Full contact is really what makes Shinseikai Karate unique. From day one, students spar with other students and with Rankin, punching, kicking and blocking without the use of padding. According to Rankin, they also focus on glove fighting techniques like kick-boxing, and grappling.

Only a handful of dojos in Western Canada use this technique; Kyokushin in Seattle and Dawson Creek, Yoshukai in Victoria, Enshinkai in Victoria, and Shinsekai in Whistler and Japan. Representatives from all of the full contact karate organizations will be at the Whistler championships.

If he has to pick a favourite, Rankin believes Yoshukai Karate has the edge.

"They’re very good, they have a very good technique," Rankin says. "Our full time dojo has only been in operation for about a year, but next year we hope to have a team in the top three."

Rankin is hoping to make the Whistler Cup an annual event, and wants to add another event in Squamish or Vancouver to give his students more opportunities to compete in this style of competition.

At the Whistler Cup, there will be a half time show from Vancouver’s Tokidoki Taiko drumming group. There will also be a K1-style glove fighting competition and a grappling demonstration.

Rankin will also use the opportunity to teach spectators something about Japanese culture, especially in light of the fact that Whistler is already promoting cultural exchanges with its sister city of Karuizawa, Japan.

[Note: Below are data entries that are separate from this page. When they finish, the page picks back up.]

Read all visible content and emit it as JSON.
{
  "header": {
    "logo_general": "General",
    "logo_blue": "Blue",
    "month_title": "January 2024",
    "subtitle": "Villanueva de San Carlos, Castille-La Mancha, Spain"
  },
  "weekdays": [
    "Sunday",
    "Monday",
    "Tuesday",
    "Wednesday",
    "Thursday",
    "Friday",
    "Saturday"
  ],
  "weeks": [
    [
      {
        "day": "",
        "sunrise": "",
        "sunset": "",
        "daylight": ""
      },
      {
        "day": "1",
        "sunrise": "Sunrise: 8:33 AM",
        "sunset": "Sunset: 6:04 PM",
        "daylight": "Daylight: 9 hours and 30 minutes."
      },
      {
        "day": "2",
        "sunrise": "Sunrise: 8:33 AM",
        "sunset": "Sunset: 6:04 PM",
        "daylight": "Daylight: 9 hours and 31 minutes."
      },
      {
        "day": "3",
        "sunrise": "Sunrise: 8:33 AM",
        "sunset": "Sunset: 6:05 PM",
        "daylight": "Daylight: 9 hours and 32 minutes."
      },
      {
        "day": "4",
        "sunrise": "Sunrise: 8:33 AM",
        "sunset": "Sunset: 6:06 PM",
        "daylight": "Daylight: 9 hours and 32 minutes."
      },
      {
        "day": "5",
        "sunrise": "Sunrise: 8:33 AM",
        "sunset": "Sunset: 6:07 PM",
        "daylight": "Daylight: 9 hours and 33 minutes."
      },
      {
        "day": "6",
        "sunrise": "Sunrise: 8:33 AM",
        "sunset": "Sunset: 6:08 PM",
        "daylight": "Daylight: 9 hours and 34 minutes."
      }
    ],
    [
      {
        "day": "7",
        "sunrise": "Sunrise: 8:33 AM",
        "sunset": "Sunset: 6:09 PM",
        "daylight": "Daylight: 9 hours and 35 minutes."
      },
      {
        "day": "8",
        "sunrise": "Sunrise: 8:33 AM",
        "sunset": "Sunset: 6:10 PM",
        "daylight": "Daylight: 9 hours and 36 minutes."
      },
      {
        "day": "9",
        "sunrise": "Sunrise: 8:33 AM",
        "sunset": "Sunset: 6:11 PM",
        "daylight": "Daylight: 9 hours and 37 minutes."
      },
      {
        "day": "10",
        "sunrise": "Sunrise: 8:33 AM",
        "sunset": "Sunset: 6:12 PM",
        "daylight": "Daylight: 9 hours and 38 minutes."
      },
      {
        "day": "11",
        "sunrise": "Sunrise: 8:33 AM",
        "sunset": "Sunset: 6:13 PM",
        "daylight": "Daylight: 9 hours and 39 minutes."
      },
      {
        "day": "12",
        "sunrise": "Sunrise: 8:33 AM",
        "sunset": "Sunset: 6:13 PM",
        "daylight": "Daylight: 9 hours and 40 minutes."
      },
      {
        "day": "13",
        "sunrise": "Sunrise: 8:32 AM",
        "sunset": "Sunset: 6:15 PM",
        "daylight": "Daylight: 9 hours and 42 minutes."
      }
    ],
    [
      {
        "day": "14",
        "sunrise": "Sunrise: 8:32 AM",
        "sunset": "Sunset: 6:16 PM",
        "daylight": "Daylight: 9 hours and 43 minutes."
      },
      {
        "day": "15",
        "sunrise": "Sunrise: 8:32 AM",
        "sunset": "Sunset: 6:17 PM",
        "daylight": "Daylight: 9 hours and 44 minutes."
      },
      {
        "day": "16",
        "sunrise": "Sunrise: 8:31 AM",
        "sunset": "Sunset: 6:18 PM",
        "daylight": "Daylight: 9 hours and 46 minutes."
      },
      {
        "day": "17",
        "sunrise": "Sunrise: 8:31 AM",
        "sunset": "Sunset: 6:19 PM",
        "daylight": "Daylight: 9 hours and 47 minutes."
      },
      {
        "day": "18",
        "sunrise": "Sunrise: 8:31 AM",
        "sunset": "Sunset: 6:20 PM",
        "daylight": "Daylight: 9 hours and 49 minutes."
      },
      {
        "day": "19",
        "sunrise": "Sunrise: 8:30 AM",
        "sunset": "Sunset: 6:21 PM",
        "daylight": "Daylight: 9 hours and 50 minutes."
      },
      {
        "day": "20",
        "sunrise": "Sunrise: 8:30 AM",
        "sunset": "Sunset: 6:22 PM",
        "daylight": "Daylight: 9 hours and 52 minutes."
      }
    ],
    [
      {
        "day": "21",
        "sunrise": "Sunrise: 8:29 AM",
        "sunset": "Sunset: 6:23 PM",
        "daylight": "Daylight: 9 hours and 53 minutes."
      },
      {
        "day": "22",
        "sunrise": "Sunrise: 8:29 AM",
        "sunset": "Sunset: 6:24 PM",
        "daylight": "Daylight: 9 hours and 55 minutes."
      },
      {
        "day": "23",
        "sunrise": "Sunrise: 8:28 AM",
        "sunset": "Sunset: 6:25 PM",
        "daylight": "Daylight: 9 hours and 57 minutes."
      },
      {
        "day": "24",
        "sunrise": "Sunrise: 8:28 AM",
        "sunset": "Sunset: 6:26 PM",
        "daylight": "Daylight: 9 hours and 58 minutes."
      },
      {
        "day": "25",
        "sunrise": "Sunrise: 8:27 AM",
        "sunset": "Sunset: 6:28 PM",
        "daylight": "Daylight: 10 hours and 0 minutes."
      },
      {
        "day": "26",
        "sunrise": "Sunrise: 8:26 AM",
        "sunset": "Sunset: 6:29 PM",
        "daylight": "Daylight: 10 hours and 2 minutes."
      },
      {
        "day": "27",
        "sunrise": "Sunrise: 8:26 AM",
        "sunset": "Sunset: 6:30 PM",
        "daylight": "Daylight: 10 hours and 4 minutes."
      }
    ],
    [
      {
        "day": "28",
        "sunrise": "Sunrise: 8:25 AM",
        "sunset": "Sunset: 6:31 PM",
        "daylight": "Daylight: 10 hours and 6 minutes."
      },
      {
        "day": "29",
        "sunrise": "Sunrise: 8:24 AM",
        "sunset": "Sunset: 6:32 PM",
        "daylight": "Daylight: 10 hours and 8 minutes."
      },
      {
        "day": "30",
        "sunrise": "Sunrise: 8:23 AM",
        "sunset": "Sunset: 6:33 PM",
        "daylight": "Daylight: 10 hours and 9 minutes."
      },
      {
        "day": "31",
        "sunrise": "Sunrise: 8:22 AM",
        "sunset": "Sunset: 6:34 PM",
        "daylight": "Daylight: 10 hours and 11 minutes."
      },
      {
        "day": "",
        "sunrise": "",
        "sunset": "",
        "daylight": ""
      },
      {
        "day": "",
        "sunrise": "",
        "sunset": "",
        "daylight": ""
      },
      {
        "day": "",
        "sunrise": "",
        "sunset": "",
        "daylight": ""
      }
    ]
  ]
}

"Half of the reason I’m organizing this event and opened up the dojo in Whistler is to promote the Japanese culture within the community. That’s also part of the reason why my rates are really cheap. It’s run more as a community service than a for-profit dojo. All of my classes are conducted in Japanese, so students have to learn a little of the language and philosophy as they go, in addition to the full contact karate," says Rankin.

The event is being held in the Meadow Park Arena while the ice is out, starting at 1 p.m. on June 15. Tickets are $12 in advance or $15 at the door. Rankin is counting on having a lot of spectators.